Modelling in R - Practice

Author

Gabriel Mateus Bernardo Harrington

Introduction

This homework assignment is designed to reinforce your understanding of the tidymodels framework and its application in bioinformatics, note that it isn’t a formal assessment and so isn’t required, is just here to support your learning. Please complete all questions and code challenges. Remember to document your code and explain your reasoning where appropriate.

Setup

First, load the necessary libraries and dataset. We’ll be using a simulated gene expression dataset.

Code
library(tidymodels)
library(ggplot2)
library(dplyr)

# Set seed for reproducibility
set.seed(42)

# Create a simulated gene expression dataset
n_samples <- 1000
n_genes <- 50

gene_expression_data <- tibble(
  sample_id = 1:n_samples,
  condition = factor(sample(c("Control", "Treatment"), n_samples, replace = TRUE)),
)

gene_expression = matrix(rnorm(n_samples * n_genes), nrow = n_samples)
colnames(gene_expression) <- paste0("gene_", 1:n_genes)

gene_expression_data <- cbind(gene_expression_data, gene_expression)

Questions and Challenges

1. Data Exploration

Explore the gene_expression_data dataset.

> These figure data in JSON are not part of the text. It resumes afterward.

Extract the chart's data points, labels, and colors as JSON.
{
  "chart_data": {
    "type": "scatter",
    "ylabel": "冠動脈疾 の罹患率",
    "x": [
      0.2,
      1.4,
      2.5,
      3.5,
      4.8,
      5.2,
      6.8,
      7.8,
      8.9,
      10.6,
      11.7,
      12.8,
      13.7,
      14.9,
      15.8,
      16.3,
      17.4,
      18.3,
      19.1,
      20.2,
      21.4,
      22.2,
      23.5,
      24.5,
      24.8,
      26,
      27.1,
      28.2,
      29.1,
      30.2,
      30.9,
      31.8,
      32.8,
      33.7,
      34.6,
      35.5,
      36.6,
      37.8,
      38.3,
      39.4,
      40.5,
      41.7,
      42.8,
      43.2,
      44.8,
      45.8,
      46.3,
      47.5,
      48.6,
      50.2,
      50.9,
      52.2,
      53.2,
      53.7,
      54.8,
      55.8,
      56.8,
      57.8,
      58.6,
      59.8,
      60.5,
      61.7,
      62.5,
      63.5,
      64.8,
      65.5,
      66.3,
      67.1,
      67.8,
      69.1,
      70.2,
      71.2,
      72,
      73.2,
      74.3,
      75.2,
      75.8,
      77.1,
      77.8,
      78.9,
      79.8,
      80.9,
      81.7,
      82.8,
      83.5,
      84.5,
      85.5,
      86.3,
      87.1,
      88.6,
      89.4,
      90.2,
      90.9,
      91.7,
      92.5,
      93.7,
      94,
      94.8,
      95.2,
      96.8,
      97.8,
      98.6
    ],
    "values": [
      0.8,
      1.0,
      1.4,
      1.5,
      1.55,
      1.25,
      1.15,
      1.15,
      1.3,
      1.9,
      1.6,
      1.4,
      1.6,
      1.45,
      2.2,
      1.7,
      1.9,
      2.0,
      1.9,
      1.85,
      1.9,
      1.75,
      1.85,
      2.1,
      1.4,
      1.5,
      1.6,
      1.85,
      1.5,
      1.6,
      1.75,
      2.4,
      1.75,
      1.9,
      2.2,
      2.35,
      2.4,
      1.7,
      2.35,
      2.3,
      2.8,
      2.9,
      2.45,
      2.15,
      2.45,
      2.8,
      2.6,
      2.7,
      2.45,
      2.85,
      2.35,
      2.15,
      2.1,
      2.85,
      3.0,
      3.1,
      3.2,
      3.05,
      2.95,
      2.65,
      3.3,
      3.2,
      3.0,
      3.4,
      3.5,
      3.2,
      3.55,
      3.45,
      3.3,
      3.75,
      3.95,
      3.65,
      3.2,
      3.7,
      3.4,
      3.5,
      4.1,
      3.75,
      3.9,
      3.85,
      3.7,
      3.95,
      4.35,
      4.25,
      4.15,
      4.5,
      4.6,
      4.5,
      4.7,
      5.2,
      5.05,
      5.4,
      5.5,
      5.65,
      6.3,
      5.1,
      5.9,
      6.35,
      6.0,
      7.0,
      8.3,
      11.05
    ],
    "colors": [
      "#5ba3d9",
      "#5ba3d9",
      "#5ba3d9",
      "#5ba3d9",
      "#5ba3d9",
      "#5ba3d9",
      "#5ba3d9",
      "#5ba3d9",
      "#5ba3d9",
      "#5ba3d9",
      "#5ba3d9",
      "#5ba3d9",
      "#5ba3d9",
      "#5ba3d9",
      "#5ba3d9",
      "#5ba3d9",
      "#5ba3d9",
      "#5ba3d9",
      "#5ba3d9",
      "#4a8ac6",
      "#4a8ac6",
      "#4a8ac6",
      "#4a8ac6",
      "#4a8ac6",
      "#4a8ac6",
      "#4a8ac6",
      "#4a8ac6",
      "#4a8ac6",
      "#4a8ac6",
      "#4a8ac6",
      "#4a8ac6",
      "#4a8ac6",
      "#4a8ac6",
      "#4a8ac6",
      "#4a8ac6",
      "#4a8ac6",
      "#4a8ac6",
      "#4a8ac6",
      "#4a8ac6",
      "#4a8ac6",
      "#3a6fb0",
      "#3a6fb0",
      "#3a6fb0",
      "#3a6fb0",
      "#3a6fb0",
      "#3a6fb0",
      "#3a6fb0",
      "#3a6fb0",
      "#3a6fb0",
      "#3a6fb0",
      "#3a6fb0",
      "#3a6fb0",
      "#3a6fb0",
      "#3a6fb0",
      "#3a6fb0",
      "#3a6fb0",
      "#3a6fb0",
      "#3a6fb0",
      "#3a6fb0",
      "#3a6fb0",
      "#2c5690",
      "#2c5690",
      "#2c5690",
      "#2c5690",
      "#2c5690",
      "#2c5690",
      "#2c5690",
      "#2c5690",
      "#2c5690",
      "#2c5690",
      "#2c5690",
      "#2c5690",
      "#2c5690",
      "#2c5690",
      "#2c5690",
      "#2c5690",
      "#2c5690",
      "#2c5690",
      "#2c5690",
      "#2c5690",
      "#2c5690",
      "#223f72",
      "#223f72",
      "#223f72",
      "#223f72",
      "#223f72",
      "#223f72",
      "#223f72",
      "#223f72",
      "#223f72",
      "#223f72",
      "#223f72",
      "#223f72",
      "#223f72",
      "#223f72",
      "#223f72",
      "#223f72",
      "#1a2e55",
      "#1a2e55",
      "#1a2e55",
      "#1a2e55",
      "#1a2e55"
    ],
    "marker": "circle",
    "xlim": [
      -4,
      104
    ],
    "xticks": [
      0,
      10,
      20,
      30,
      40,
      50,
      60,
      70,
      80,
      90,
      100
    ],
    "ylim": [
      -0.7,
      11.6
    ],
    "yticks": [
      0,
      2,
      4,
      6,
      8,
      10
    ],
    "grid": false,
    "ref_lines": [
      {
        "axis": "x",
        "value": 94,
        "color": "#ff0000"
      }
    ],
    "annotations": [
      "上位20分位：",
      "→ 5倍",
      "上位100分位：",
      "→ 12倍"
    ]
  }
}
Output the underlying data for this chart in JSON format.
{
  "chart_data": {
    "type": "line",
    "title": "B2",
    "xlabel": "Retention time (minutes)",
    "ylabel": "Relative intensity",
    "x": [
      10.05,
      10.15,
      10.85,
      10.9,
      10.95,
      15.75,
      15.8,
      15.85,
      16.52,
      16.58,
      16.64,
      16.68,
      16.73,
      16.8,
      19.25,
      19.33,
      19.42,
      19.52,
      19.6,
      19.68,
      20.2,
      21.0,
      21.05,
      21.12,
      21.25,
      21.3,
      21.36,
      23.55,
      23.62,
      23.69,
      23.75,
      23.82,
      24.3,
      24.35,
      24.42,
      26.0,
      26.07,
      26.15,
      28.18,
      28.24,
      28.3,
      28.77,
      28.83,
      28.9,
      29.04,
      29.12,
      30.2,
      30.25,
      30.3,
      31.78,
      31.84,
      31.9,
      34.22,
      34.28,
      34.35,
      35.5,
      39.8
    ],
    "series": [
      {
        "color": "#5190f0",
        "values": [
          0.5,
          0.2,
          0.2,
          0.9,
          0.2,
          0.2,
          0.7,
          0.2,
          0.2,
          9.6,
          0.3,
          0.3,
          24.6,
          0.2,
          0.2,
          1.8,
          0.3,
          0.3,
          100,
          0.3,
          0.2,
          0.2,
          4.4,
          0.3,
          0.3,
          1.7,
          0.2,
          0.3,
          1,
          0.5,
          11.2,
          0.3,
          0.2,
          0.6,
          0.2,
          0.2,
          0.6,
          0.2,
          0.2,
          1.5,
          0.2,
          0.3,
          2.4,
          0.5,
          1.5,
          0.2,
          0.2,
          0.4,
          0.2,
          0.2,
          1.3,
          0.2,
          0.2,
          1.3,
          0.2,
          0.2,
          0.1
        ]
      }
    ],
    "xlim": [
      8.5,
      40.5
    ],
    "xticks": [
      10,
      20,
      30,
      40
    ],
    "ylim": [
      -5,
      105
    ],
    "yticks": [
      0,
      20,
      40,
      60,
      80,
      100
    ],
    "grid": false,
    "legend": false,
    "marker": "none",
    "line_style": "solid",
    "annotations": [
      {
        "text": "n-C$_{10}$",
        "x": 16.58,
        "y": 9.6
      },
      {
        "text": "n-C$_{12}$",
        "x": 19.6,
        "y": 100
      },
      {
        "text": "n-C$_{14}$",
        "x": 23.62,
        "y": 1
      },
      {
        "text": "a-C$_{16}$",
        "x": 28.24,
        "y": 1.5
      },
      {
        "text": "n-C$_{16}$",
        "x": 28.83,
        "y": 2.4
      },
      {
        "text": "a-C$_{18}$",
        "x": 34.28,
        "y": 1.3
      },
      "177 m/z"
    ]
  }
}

  1. How many samples and genes are in the dataset?
  2. Create a boxplot comparing the expression levels of the first 5 genes between the Control and Treatment conditions.
Code
# Your code here

2. Data Preprocessing with recipes

Create a recipe that does the following: - Uses condition as the outcome variable - Normalizes all gene expression variables - Performs PCA on the normalized gene expression data, keeping enough principal components to explain 90% of the variance

Code
# Your code here

3. Data Splitting

Split the data into training (80%) and testing (20%) sets. Use stratified sampling based on the condition variable.

Code
# Your code here

4. Model Specification

Specify a random forest model using the rand_forest() function from parsnip. Set it up for a classification task and use the “ranger” engine. Choose at least two hyperparameters to tune.

Code
# Your code here

5. Create a Workflow

Combine your recipe and model specification into a workflow.

Code
# Your code here

6. Model Tuning

Set up a grid for tuning your chosen hyperparameters. Use tune_grid() to perform 5-fold cross-validation on the training data. Visualize the results of your tuning process.

Code
# Your code here

7. Final Model and Evaluation

Select the best model from your tuning results, finalize the workflow, and fit it to the entire training set. Then, use this final model to make predictions on the test set. Calculate and visualize at least two performance metrics of your choice.

Code
# Your code here

8. Interpretation

  1. Which genes appear to be most important in distinguishing between Control and Treatment conditions? (Hint: Look into the vip package for variable importance)

  2. How well does your model perform?

  3. Suggest at least two ways you might improve this analysis pipeline.